Such claims used to be frequently dismissed as nothing more than lurid conspiracy theories.
But after all the revelations about Cyril Smith and Jimmy Savile that kind of arrogance is no longer tenable.
A significant new development has further exposed the foul malignancy within the political system.
This week Richard Kerr, a child abuse survivor from Northern Ireland, recounted how he was not only brutally exploited by paedophiles in the notorious care home of Kincora in Belfast but was also trafficked to London, where he was assaulted at the Elm Guest House in south-west London and at a flat in Dolphin Square, the apartment complex near Parliament.
These locations in the capital have heavily featured in allegations about a paedophile network within the elite.
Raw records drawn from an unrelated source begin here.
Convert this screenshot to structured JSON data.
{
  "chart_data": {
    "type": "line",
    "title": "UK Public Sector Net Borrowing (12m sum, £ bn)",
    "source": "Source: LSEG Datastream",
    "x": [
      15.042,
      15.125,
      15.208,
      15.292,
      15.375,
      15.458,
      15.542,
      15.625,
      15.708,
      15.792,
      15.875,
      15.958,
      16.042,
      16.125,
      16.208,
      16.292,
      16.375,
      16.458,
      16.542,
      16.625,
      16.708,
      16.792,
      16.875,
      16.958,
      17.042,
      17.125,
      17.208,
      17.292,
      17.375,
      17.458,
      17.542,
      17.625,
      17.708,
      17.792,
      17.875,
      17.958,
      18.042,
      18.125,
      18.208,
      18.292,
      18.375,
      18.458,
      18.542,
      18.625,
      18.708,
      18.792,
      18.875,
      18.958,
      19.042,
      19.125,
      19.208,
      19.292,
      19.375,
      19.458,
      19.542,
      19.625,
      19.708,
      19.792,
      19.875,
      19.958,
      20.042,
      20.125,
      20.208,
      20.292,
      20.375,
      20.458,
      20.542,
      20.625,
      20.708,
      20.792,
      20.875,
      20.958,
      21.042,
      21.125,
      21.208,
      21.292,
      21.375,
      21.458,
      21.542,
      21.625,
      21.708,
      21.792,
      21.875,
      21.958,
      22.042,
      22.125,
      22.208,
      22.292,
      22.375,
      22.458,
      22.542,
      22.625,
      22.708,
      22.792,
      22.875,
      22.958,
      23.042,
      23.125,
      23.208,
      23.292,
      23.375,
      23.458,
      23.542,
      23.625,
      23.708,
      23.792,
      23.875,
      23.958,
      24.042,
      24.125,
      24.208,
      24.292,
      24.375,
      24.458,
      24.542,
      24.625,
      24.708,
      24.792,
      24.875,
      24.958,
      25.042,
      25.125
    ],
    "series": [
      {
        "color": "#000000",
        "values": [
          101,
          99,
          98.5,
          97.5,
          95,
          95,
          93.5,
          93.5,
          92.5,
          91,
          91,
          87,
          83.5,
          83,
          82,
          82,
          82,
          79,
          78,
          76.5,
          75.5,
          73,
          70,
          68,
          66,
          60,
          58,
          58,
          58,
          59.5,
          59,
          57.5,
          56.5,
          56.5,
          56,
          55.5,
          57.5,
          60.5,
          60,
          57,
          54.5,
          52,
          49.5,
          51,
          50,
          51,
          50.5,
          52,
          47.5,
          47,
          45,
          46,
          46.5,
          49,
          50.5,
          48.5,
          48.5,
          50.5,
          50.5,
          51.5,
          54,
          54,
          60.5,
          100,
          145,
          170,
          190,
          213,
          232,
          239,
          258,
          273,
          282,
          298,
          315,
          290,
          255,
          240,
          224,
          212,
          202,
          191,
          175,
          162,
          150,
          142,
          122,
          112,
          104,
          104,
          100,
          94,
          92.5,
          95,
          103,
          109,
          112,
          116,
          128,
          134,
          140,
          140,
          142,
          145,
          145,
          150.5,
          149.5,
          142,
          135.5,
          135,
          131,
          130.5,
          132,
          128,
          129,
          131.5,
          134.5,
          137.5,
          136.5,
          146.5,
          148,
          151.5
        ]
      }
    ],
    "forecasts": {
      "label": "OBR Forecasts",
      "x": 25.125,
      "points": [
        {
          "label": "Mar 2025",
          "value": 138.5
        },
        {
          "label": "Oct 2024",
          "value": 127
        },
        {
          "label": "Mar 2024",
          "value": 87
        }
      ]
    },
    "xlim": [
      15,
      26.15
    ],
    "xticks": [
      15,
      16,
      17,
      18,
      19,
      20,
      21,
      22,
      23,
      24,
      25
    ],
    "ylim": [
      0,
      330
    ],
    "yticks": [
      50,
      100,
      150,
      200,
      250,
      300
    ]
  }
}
Cyril Smith reportedly was a visitor to the Elm Guest House.
What is so important about Richard Kerr’s testimony this week is that he provides confirmation of the link between the sinister Kincora home and the bases of organised paedophilia in London.
It is clear that the strings of this influential web of depravity extended right across our country.
So far Home Secretary Theresa May has refused to take this step, arguing that allegations of past abuse in Belfast are a devolved matter for the Northern Irish Government.
This is unconvincing, first because the worst of Kincora’s horrors occurred during the Troubles when London was directly responsible for the governance of Northern Ireland.
Second because the home was integral to the operations of the political elite’s national paedophile ring.
Kincora is no minor, peripheral Ulster problem. It is a key element of the abuse saga.
Founded in 1958 as a home for troubled teenage boys the place was turned into an arena of exploitation by its warden William McGrath, a fanatical Orangeman and pederast who eventually was jailed in 1980, along with two Kincora colleagues, for several counts of abuse after a newspaper exposé.
Yet the authorities had known about the nature of his sick regime for years before this.
The reason he had been able to get away with his crimes for so long was because of his connections to the establishment, especially military intelligence, the civil service and Westminster.
In fact it is said that within the establishment paedophile ring Kincora came to be regarded as a kind of weekend retreat.
According to one source, Sir Maurice Oldfield, the former head of MI6, was an occasional visitor, as were several senior MPs.
Part of McGrath’s immunity lay in his closeness to top Unionist politician Sir Robin Knox Cunningham, who was also a pederast and once served as parliamentary private secretary to Harold Macmillan.
While at Cambridge, Knox Cunningham had become friends with Anthony Blunt, later the infamous Soviet spy and another alleged abuser of Kincora boys.
It has been claimed that Blunt used his knowledge of Kincora’s other clients to protect himself from prosecution when he had been uncovered as a spy.
The establishment paedophiles do not seem to have confined their abuse in Ulster just to Kincora’s premises.
I was telephoned recently by a respected BBC journalist who told me that he had uncovered serious allegations that boys from care homes in Belfast and Dublin had been trafficked for rape-fuelled sessions in stately homes in the west of the province.
The violent chaos in Ulster at the time provided the perfect cover to protect abusers and silence witnesses.
In a world dominated by fear the usual checks on the misuse of power disappeared. Investigations could easily be shut down in the name of security.
Former army intelligence officer Brian Gemmell said yesterday that in 1975 MI5 told him aggressively to stop looking into claims of abuse at Kincora despite the powerful evidence he had collected.
Another former officer Colin Wallace said in 1973 that he had received intelligence about abuse but his superiors had refused to act on the information.
The Troubles had also created a society where death was woven into its fabric, thereby giving further protection to those with something to hide.
Many of those close to warden William McGrath came to sudden ends in the early-1980s.
Josh Cardwell, a Belfast Unionist councillor in charge of children’s homes and a suspected paedophile, was found dead in his garage from carbon monoxide poisoning in March 1982.
Even more chillingly John McKeague, a pederast and extreme loyalist paramilitary leader, was gunned down in 1982 soon after he had reportedly told police that he was prepared to give the names of the other men involved in the Kincora paedophile ring.
His killers were reported to be dissident republicans, though it has been claimed that they had links to British intelligence.
This murky world needs a full, public enquiry with the power to demand testimony and documents from the security forces.
The limited investigation into Kincora, currently under way in mid-Ulster, does not go nearly far enough.
A national approach is the least that survivors such as Richard Kerr deserve.